Beyond income tax exemptions, the reforms also maintain and expand allowable deductions. Contributions toward pensions, health insurance, and the National Housing Fund continue to reduce taxable income. Certain asset disposals, including the sale of a primary residence or personal vehicle within approved limits, are excluded from capital gains tax. Additionally, severance or redundancy payments of up to ₦50 million are no longer taxable, offering financial relief during job changes.

The informal sector long recognized as a major source of employment is another key focus of the reforms. Many small businesses have historically struggled with overlapping taxes and unclear enforcement.
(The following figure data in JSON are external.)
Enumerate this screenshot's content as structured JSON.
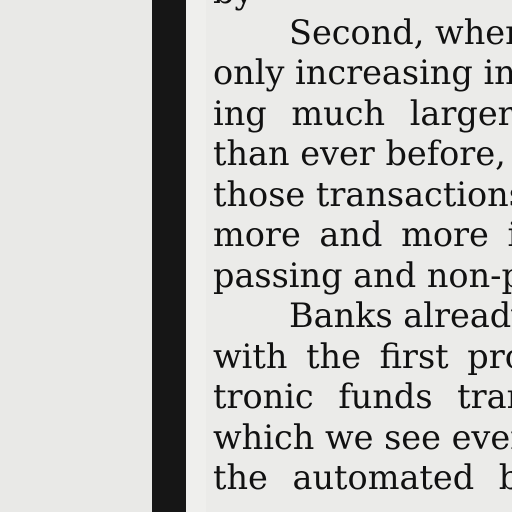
{
  "document": {
    "lines": [
      "by",
      "Second, when",
      "only increasing in",
      "ing much larger",
      "than ever before, e",
      "those transactions",
      "more and more in",
      "passing and non-p",
      "Banks already",
      "with the first pro",
      "tronic funds tran",
      "which we see ever",
      "the automated b"
    ]
  }
}
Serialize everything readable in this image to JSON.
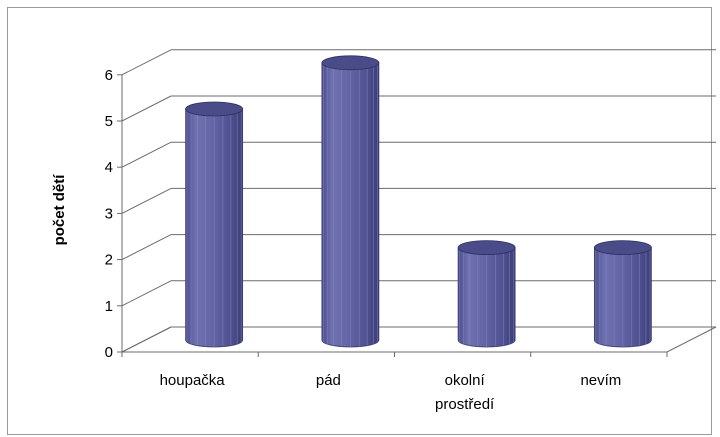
{
  "chart_data": {
    "type": "bar",
    "bar_style": "3d-cylinder",
    "categories": [
      "houpačka",
      "pád",
      "okolní prostředí",
      "nevím"
    ],
    "category_lines": [
      [
        "houpačka"
      ],
      [
        "pád"
      ],
      [
        "okolní",
        "prostředí"
      ],
      [
        "nevím"
      ]
    ],
    "values": [
      5,
      6,
      2,
      2
    ],
    "title": "",
    "xlabel": "",
    "ylabel": "počet dětí",
    "ylim": [
      0,
      6
    ],
    "yticks": [
      0,
      1,
      2,
      3,
      4,
      5,
      6
    ],
    "grid": true,
    "legend": "none",
    "colors": {
      "bar_front": "#5a5c9c",
      "bar_dark": "#3f417a",
      "bar_light": "#7678b8",
      "bar_top": "#4a4c8a",
      "grid": "#6b6b6b",
      "axis": "#6b6b6b"
    }
  }
}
The new laws seek to simplify compliance and reduce the financial strain on micro-enterprises.

Under the updated framework, qualifying small businesses are exempt from corporate income tax, VAT, and some withholding requirements. Businesses with annual turnovers below ₦100 million and fixed assets under ₦250 million fall into this category, allowing them to operate with fewer tax-related obstacles and focus on growth.
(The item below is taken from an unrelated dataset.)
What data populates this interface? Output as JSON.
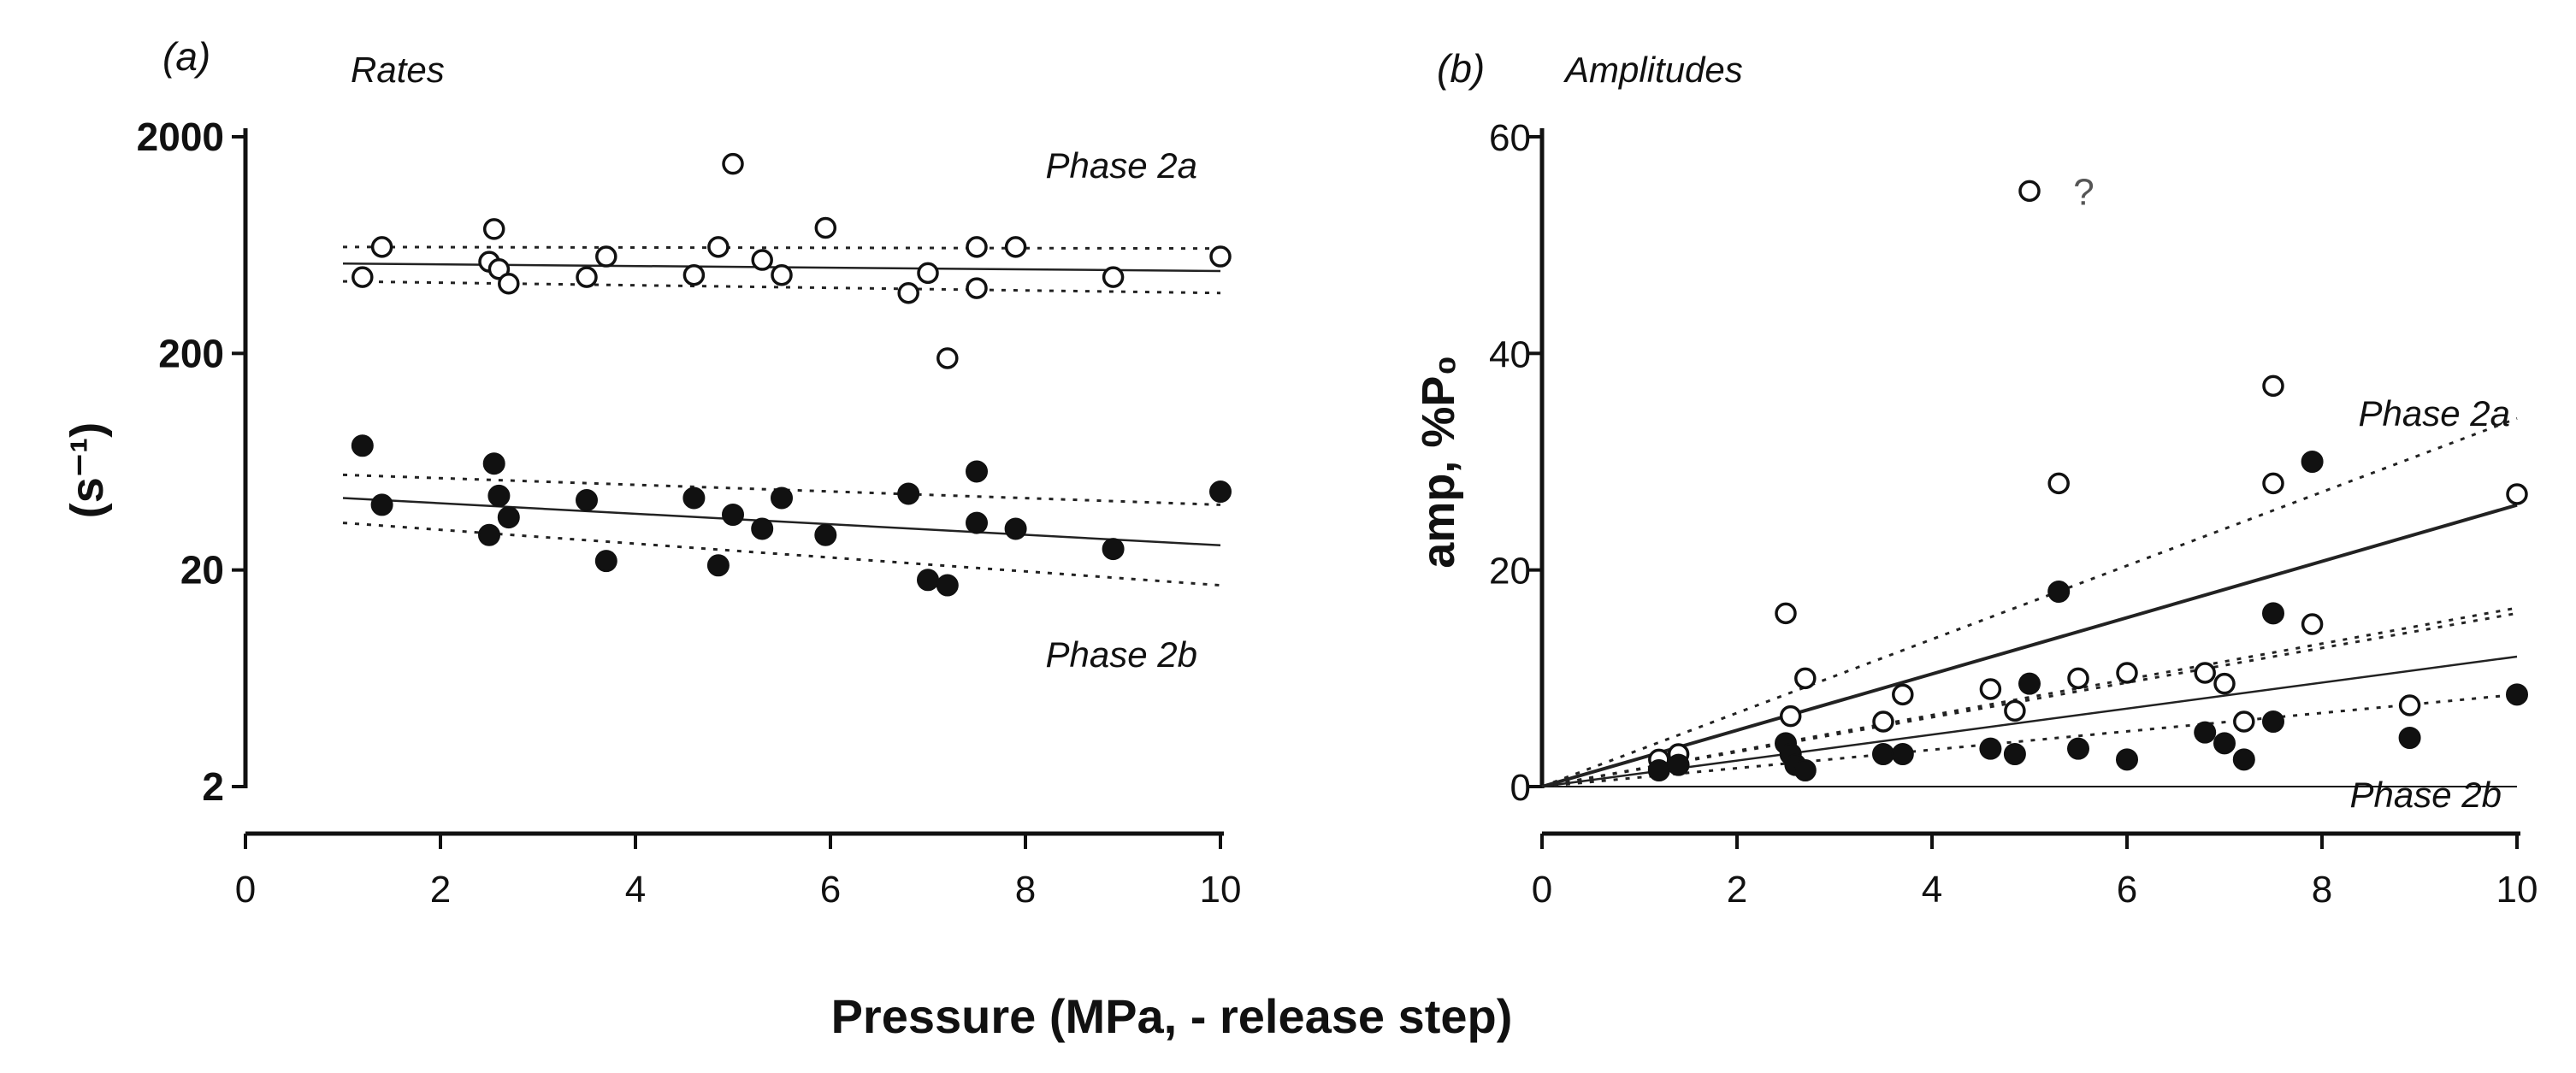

Simplified tax administration is expected to encourage voluntary compliance and help informal operators gain access to formal financial services such as loans and insurance. Experts believe this could strengthen Nigeria’s small business ecosystem and improve long-term revenue sustainability.

Public reactions reflect cautious hope. A Lagos-based trader, Aisha Mustapha, said that keeping more of her income would help her manage rising household expenses, provided the policy is applied consistently. Similarly, Emmanuel Eweje, a freelance technology professional, noted that people are more willing to comply with tax rules when they are clear, fair, and evenly enforced.

Some professional bodies have warned against resistance to the reforms. The Association of Enterprise Risk Management Professionals (AERMP) has argued that broad participation is critical, especially in a country where only a small fraction of the population currently pays taxes. Its Director-General, Dr. Olayinka Odutola, stressed that effective tax systems are a cornerstone of successful economies and urged Nigerians to support the new laws.

Odutola also downplayed disputes surrounding differences between the gazetted version of the law and the one passed by the National Assembly, suggesting that such issues could be resolved through post-implementation reviews rather than halting the reforms.

Sector specific stakeholders have also expressed optimism. Prof. Chris Onalo of the Nigerian Institute of Credit Administration believes the reforms will improve household liquidity and should be complemented by expanded access to credit. In the property market, industry leaders such as Victor Alonge of the Nigerian Institution of Estate Surveyors and Valuers and Adegbenga Alamu of Qshelter Ltd. say the exemption of mortgage interest from taxation will make borrowing more attractive and encourage real estate investment.

At the subnational level, the Lagos State Government has signaled its intention to harmonize state taxes with the federal framework. Given Lagos’ status as Nigeria’s commercial hub and its large population of low-income earners, this alignment is expected to reduce multiple taxation and improve fairness.

  • Overall, the 2026 tax reforms represent a deliberate shift toward a more inclusive and growth oriented tax system, one that seeks to protect vulnerable citizens while expanding Nigeria’s economic base.